“Fatal to what? Not to his magnificent vitality.”

Again there was a meditative moment. “And is his magnificent vitality the cause of his vices?”

“Your questions are formidable, but I'm glad you put them. I was thinking of his noble intellect. His vices, as you say, have been much exaggerated: they consist mainly after all in one comprehensive misfortune.”

“A want of will?”

“A want of dignity.”

“He doesn't recognise his obligations?”

“On the contrary, he recognises them with effusion, especially in public: he smiles and bows and beckons across the street to them. But when they pass over he turns away, and he speedily loses them in the crowd. The recognition is purely spiritual—it isn't in the least social. So he leaves all his belongings to other people to take care of. He accepts favours, loans, sacrifices, with nothing more restrictive than an agony of shame.
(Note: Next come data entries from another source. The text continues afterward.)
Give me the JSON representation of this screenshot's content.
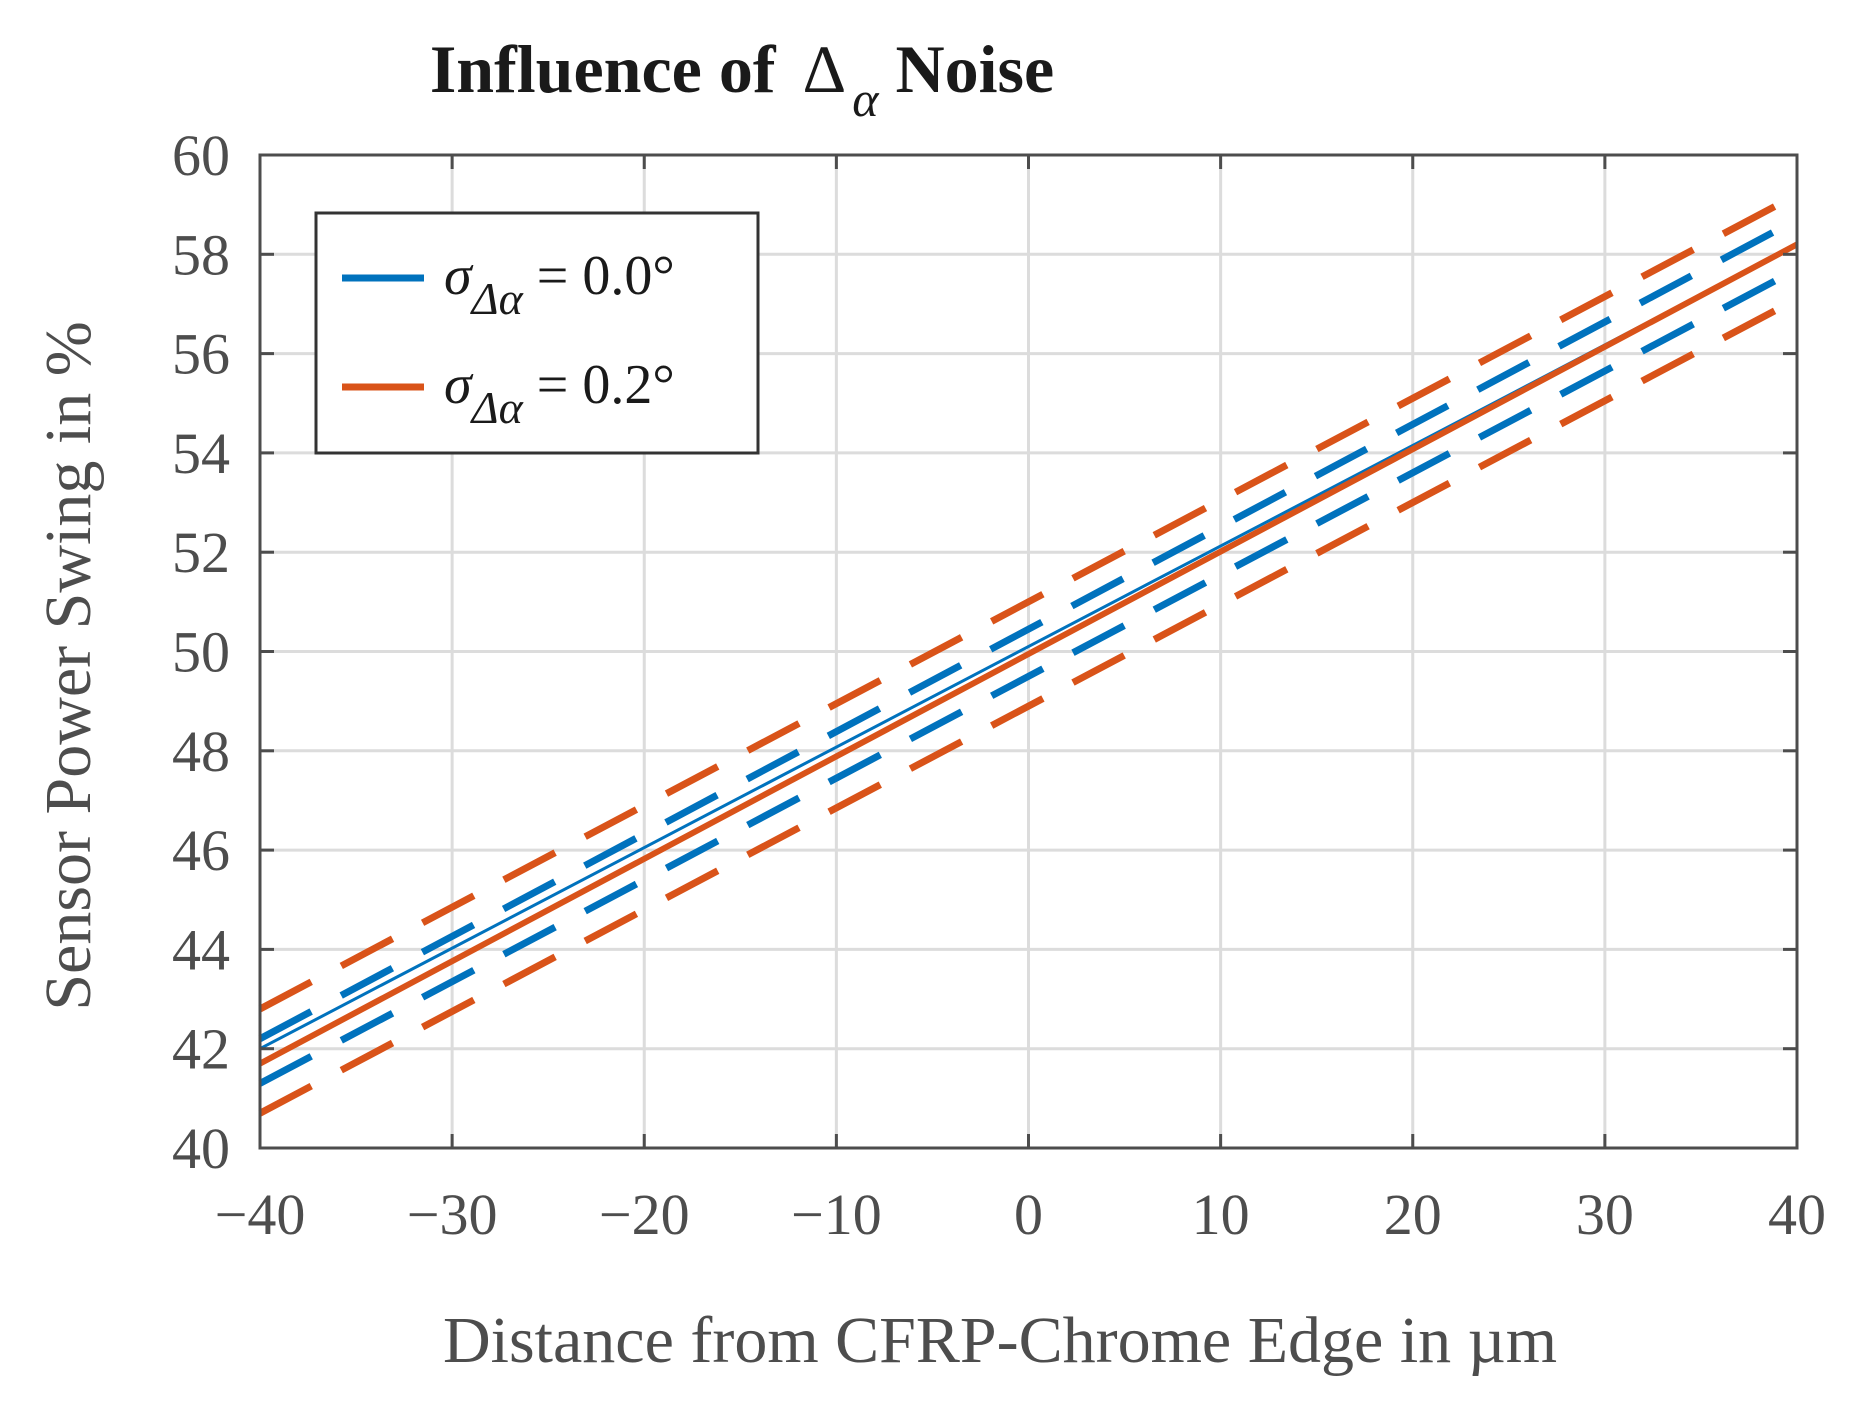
{
  "chart_data": {
    "type": "line",
    "title": {
      "prefix": "Influence of ",
      "symbol": "Δ",
      "subscript": "α",
      "suffix": " Noise"
    },
    "xlabel": "Distance from CFRP-Chrome Edge in µm",
    "ylabel": "Sensor Power Swing in %",
    "xlim": [
      -40,
      40
    ],
    "ylim": [
      40,
      60
    ],
    "x_ticks": [
      -40,
      -30,
      -20,
      -10,
      0,
      10,
      20,
      30,
      40
    ],
    "x_tick_labels": [
      "−40",
      "−30",
      "−20",
      "−10",
      "0",
      "10",
      "20",
      "30",
      "40"
    ],
    "y_ticks": [
      40,
      42,
      44,
      46,
      48,
      50,
      52,
      54,
      56,
      58,
      60
    ],
    "y_tick_labels": [
      "40",
      "42",
      "44",
      "46",
      "48",
      "50",
      "52",
      "54",
      "56",
      "58",
      "60"
    ],
    "grid": true,
    "legend_position": "top-left",
    "series": [
      {
        "name": "σΔα = 0.0°",
        "legend_symbol": "σ",
        "legend_subscript": "Δα",
        "legend_value": " = 0.0°",
        "color": "#0072BD",
        "x": [
          -40,
          40
        ],
        "mean": [
          42.0,
          58.2
        ],
        "upper": [
          42.2,
          58.7
        ],
        "lower": [
          41.3,
          57.7
        ]
      },
      {
        "name": "σΔα = 0.2°",
        "legend_symbol": "σ",
        "legend_subscript": "Δα",
        "legend_value": " = 0.2°",
        "color": "#D95319",
        "x": [
          -40,
          40
        ],
        "mean": [
          41.7,
          58.2
        ],
        "upper": [
          42.8,
          59.2
        ],
        "lower": [
          40.7,
          57.1
        ]
      }
    ]
  },
  "colors": {
    "axis": "#4d4d4d",
    "grid": "#dcdcdc",
    "legend_border": "#333333"
  }
}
Fortunately we're a little faithful band, and we do what we can.” I held my tongue about the natural children, engendered, to the number of three, in the wantonness of his youth. I only remarked that he did make efforts—often tremendous ones. “But the efforts,” I said, “never come to much; the only things that come to much are the abandonments, the surrenders.”

“And how much do they come to?”

“I've told you before that your questions are terrible! They come, these mere exercises of genius, to a great body of poetry, of philosophy, a notable mass of speculation, of discovery. The genius is there, you see, to meet the surrender; but there's no genius to support the defence.”

“But what is there, after all, at his age, to show?”